The invention also concerns a vehicle equipped with the system according to the invention.

The invention can also to some extent provide an extension of the mobility of conventional tyres, for example by allowing the vehicle to roll with one wheel at zero pressure for some kilometres at low speed, until it reaches a safe area where the tyre can be repaired or replaced without problems. Thus, the virtually zero mobility offered by a conventional tyre is substantially extended.

Claims

1. Method for extending the mobility of a vehicle, which consists in substantially reducing the load borne by a wheel of the vehicle when the pressure in the tyre of the said wheel is abnormally low.

2. Method according to claim 1, which consists in inducing a disequilibrium of the load diagonals, in order to reduce substantially the load borne by the said wheel.

3. Method according to claim 2, which consists in acting upon the ground contact elements of the undamaged diagonal so as to increase the load borne by that diagonal.

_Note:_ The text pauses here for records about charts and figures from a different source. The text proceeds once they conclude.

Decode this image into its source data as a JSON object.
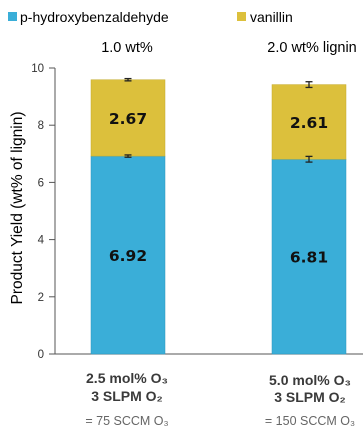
{
  "colors": {
    "series1": "#3aaed8",
    "series2": "#dcc03c",
    "errorbar": "#222222",
    "axis": "#555555"
  },
  "legend": [
    {
      "label": "p-hydroxybenzaldehyde",
      "color": "#3aaed8"
    },
    {
      "label": "vanillin",
      "color": "#dcc03c"
    }
  ],
  "chart_data": {
    "type": "bar",
    "stacked": true,
    "ylabel": "Product Yield (wt% of lignin)",
    "ylim": [
      0,
      10
    ],
    "yticks": [
      0,
      2,
      4,
      6,
      8,
      10
    ],
    "grid": false,
    "legend_position": "top",
    "bars": [
      {
        "note": "1.0 wt%",
        "condition": [
          "2.5 mol% O₃",
          "3 SLPM O₂",
          "= 75 SCCM O₃"
        ],
        "p_hydroxybenzaldehyde": 6.92,
        "vanillin": 2.67,
        "p_hydroxybenzaldehyde_error": 0.04,
        "total_error": 0.04
      },
      {
        "note": "2.0 wt% lignin",
        "condition": [
          "5.0 mol% O₃",
          "3 SLPM O₂",
          "= 150 SCCM O₃"
        ],
        "p_hydroxybenzaldehyde": 6.81,
        "vanillin": 2.61,
        "p_hydroxybenzaldehyde_error": 0.1,
        "total_error": 0.1
      }
    ],
    "series": [
      {
        "name": "p-hydroxybenzaldehyde",
        "values": [
          6.92,
          6.81
        ],
        "labels": [
          "6.92",
          "6.81"
        ]
      },
      {
        "name": "vanillin",
        "values": [
          2.67,
          2.61
        ],
        "labels": [
          "2.67",
          "2.61"
        ]
      }
    ]
  }
}
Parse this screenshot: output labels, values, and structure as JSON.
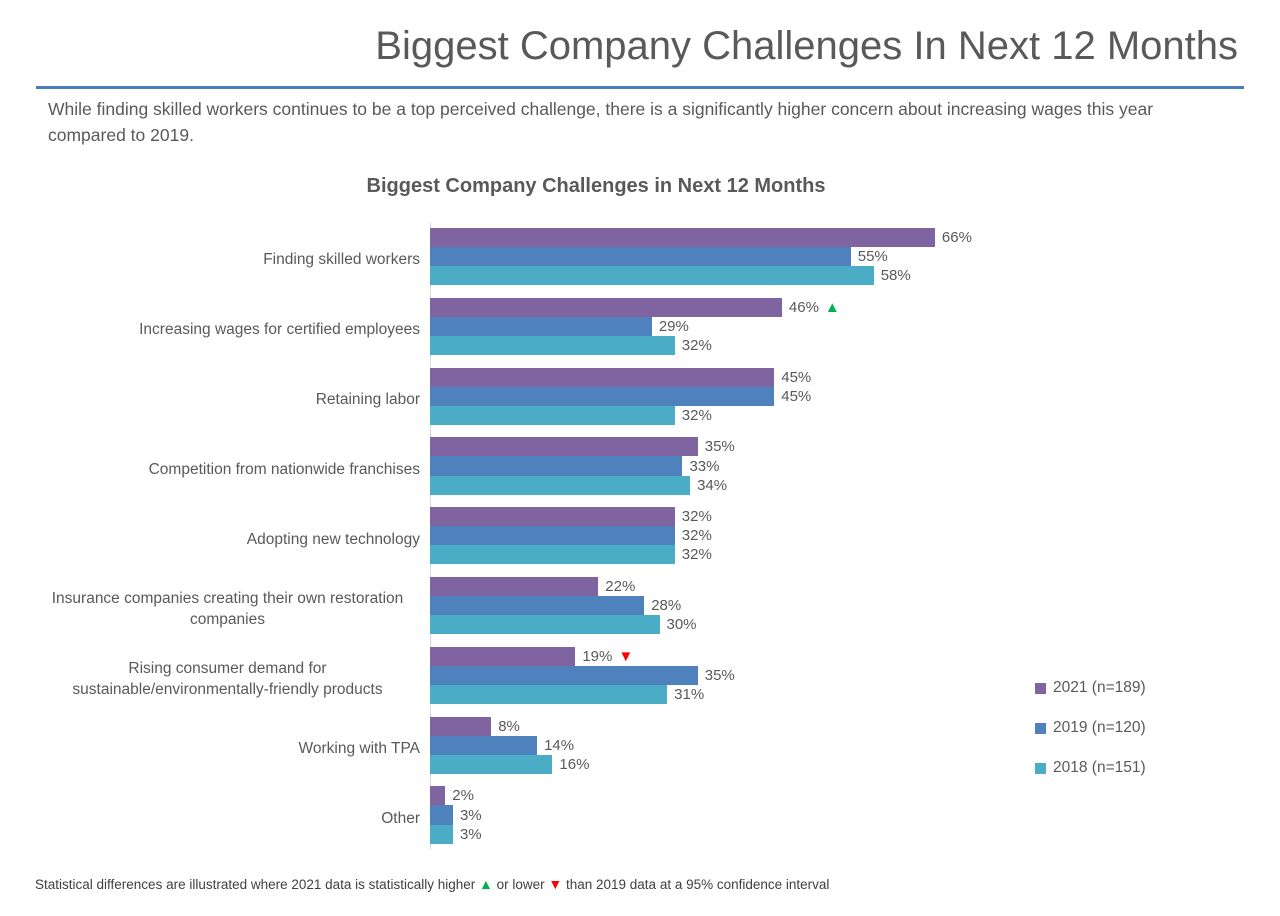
{
  "header": {
    "title": "Biggest Company Challenges In Next 12 Months",
    "subtitle": "While finding skilled workers continues to be a top perceived challenge, there is a significantly higher concern about increasing wages this year compared to 2019."
  },
  "chart_data": {
    "type": "bar",
    "orientation": "horizontal",
    "title": "Biggest Company Challenges in Next 12 Months",
    "categories": [
      "Finding skilled workers",
      "Increasing wages for certified employees",
      "Retaining labor",
      "Competition from nationwide franchises",
      "Adopting new technology",
      "Insurance companies creating their own restoration companies",
      "Rising consumer demand for sustainable/environmentally-friendly products",
      "Working with TPA",
      "Other"
    ],
    "series": [
      {
        "name": "2021 (n=189)",
        "color": "#8064A2",
        "values": [
          66,
          46,
          45,
          35,
          32,
          22,
          19,
          8,
          2
        ],
        "markers": [
          null,
          "up",
          null,
          null,
          null,
          null,
          "down",
          null,
          null
        ]
      },
      {
        "name": "2019 (n=120)",
        "color": "#4F81BD",
        "values": [
          55,
          29,
          45,
          33,
          32,
          28,
          35,
          14,
          3
        ],
        "markers": [
          null,
          null,
          null,
          null,
          null,
          null,
          null,
          null,
          null
        ]
      },
      {
        "name": "2018 (n=151)",
        "color": "#4BACC6",
        "values": [
          58,
          32,
          32,
          34,
          32,
          30,
          31,
          16,
          3
        ],
        "markers": [
          null,
          null,
          null,
          null,
          null,
          null,
          null,
          null,
          null
        ]
      }
    ],
    "value_suffix": "%",
    "xlim": [
      0,
      70
    ],
    "grid": false,
    "legend_position": "right",
    "marker_colors": {
      "up": "#00B050",
      "down": "#FF0000"
    },
    "marker_glyphs": {
      "up": "▲",
      "down": "▼"
    }
  },
  "footnote": {
    "part1": "Statistical differences are illustrated where 2021 data is statistically higher ",
    "part2": " or lower ",
    "part3": " than 2019 data at a 95% confidence interval"
  },
  "colors": {
    "accent_rule": "#4a7ebb",
    "text_gray": "#595959",
    "axis_line": "#d9d9d9",
    "significance_up": "#00B050",
    "significance_down": "#FF0000"
  }
}
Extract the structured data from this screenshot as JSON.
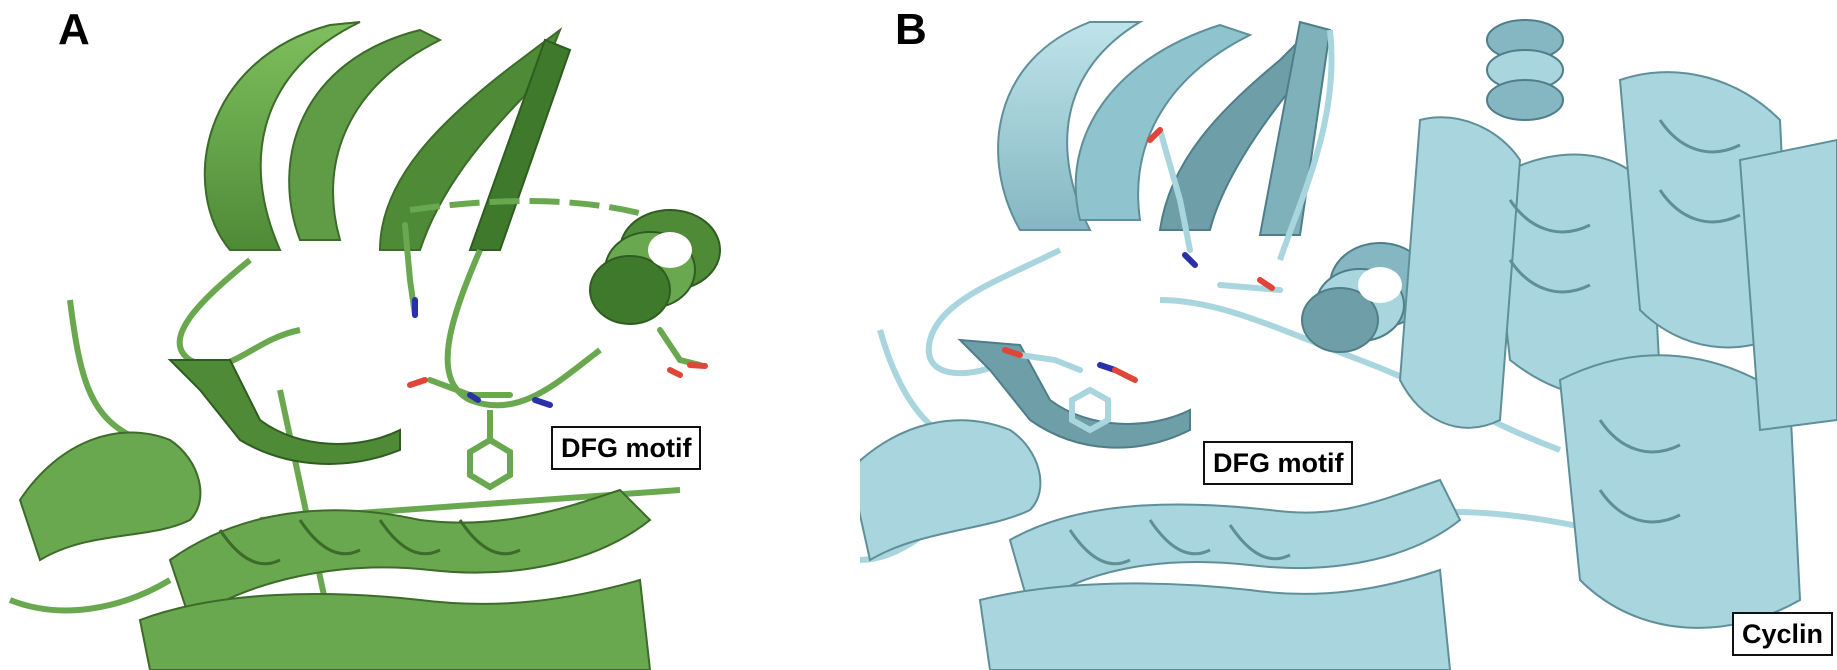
{
  "panels": [
    {
      "letter": "A",
      "structure_color": "#6aa84f",
      "labels": {
        "dfg_motif": "DFG motif"
      }
    },
    {
      "letter": "B",
      "structure_color": "#a9d6de",
      "labels": {
        "dfg_motif": "DFG motif",
        "cyclin": "Cyclin"
      }
    }
  ],
  "colors": {
    "background": "#ffffff",
    "oxygen_atom": "#e0453a",
    "nitrogen_atom": "#2b2fa8"
  }
}
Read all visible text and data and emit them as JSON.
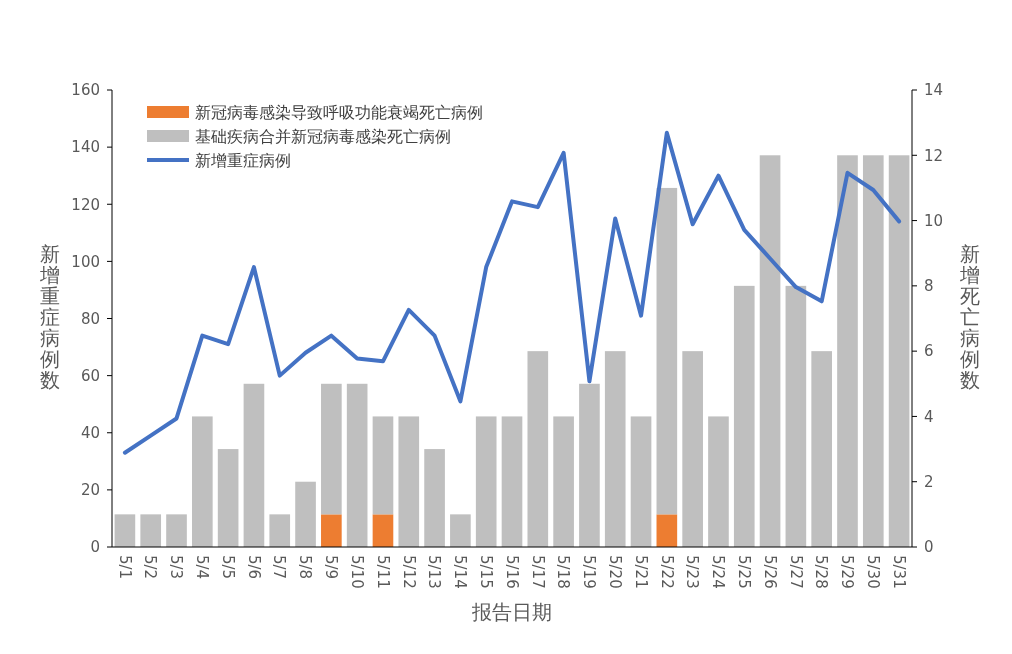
{
  "chart_data": {
    "type": "bar",
    "stacked": true,
    "xlabel": "报告日期",
    "ylabel": "新增重症病例数",
    "y2label": "新增死亡病例数",
    "categories": [
      "5/1",
      "5/2",
      "5/3",
      "5/4",
      "5/5",
      "5/6",
      "5/7",
      "5/8",
      "5/9",
      "5/10",
      "5/11",
      "5/12",
      "5/13",
      "5/14",
      "5/15",
      "5/16",
      "5/17",
      "5/18",
      "5/19",
      "5/20",
      "5/21",
      "5/22",
      "5/23",
      "5/24",
      "5/25",
      "5/26",
      "5/27",
      "5/28",
      "5/29",
      "5/30",
      "5/31"
    ],
    "series": [
      {
        "name": "新冠病毒感染导致呼吸功能衰竭死亡病例",
        "axis": "y2",
        "color": "#ed7d31",
        "values": [
          0,
          0,
          0,
          0,
          0,
          0,
          0,
          0,
          1,
          0,
          1,
          0,
          0,
          0,
          0,
          0,
          0,
          0,
          0,
          0,
          0,
          1,
          0,
          0,
          0,
          0,
          0,
          0,
          0,
          0,
          0
        ]
      },
      {
        "name": "基础疾病合并新冠病毒感染死亡病例",
        "axis": "y2",
        "color": "#bfbfbf",
        "values": [
          1,
          1,
          1,
          4,
          3,
          5,
          1,
          2,
          4,
          5,
          3,
          4,
          3,
          1,
          4,
          4,
          6,
          4,
          5,
          6,
          4,
          10,
          6,
          4,
          8,
          12,
          8,
          6,
          12,
          12,
          12
        ]
      },
      {
        "name": "新增重症病例",
        "type": "line",
        "axis": "y",
        "color": "#4472c4",
        "values": [
          33,
          39,
          45,
          74,
          71,
          98,
          60,
          68,
          74,
          66,
          65,
          83,
          74,
          51,
          98,
          121,
          119,
          138,
          58,
          115,
          81,
          145,
          113,
          130,
          111,
          101,
          91,
          86,
          131,
          125,
          114
        ]
      }
    ],
    "ylim": [
      0,
      160
    ],
    "yticks": [
      0,
      20,
      40,
      60,
      80,
      100,
      120,
      140,
      160
    ],
    "y2lim": [
      0,
      14
    ],
    "y2ticks": [
      0,
      2,
      4,
      6,
      8,
      10,
      12,
      14
    ],
    "legend": "top left",
    "grid": false,
    "marker": "none",
    "line_style": "solid"
  }
}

4. Method according to claim 2, which consists in reducing the mean static load on the damaged wheel by at least 10% and preferably by at least 30%.

5. Method according to claim 2, which essentially consists in reducing the load peaks on the damaged wheel.

6. Method according to claim 2, which consists in acting upon the load distribution by means of an anti-roll device.

7. Method according to claim 6, which consists in acting upon the load distribution by means of the anti-roll device associated with the undamaged axle.

8. Method according to either of claims 6 or 7 above, which consists in acting upon the load distribution by means of an active anti-roll device.

9. Method according to claim 2, which consists in acting upon the load distribution by means of a level corrector comprising at least two actuators, preferably pneumatic, each acting on one side of the vehicle.

10. Ground contact device for a vehicle comprising means for substantially varying the part of the load borne by one diagonal relatively to the part borne by the other diagonal.

11. Ground contact device according to claim 10, the said means comprising a suspension system which is at least semi-active.

12. Ground contact device according to claim 10, the said means comprising a ratchet mechanism arranged so that it can restrict the expansion movement of the suspension of a wheel.

13. Ground contact device according to claim 10, the said means comprising a screw mechanism connected in series with a suspension spring, the said screw mechanism being controlled by an electric motor so as to adjust the static load on the corresponding wheel.

14. Ground contact device according to claim 10, comprising a hydraulic shock absorber whose flow in expansion can be significantly reduced in order to reduce the dynamic load on the corresponding wheel.

15. Ground contact device according to claim 10, comprising a hydraulic shock absorber whose flow in compression can be significantly increased in order to reduce the mean load on the corresponding wheel.

16. System for implementing the method according to claim 1, comprising means for detecting an insufficient pressure in a tyre and means for substantially reducing the load borne by the corresponding wheel.

17. System according to claim 16, comprising a device according to claim 10.

18. System according to claim 16, also comprising means for alerting the driver.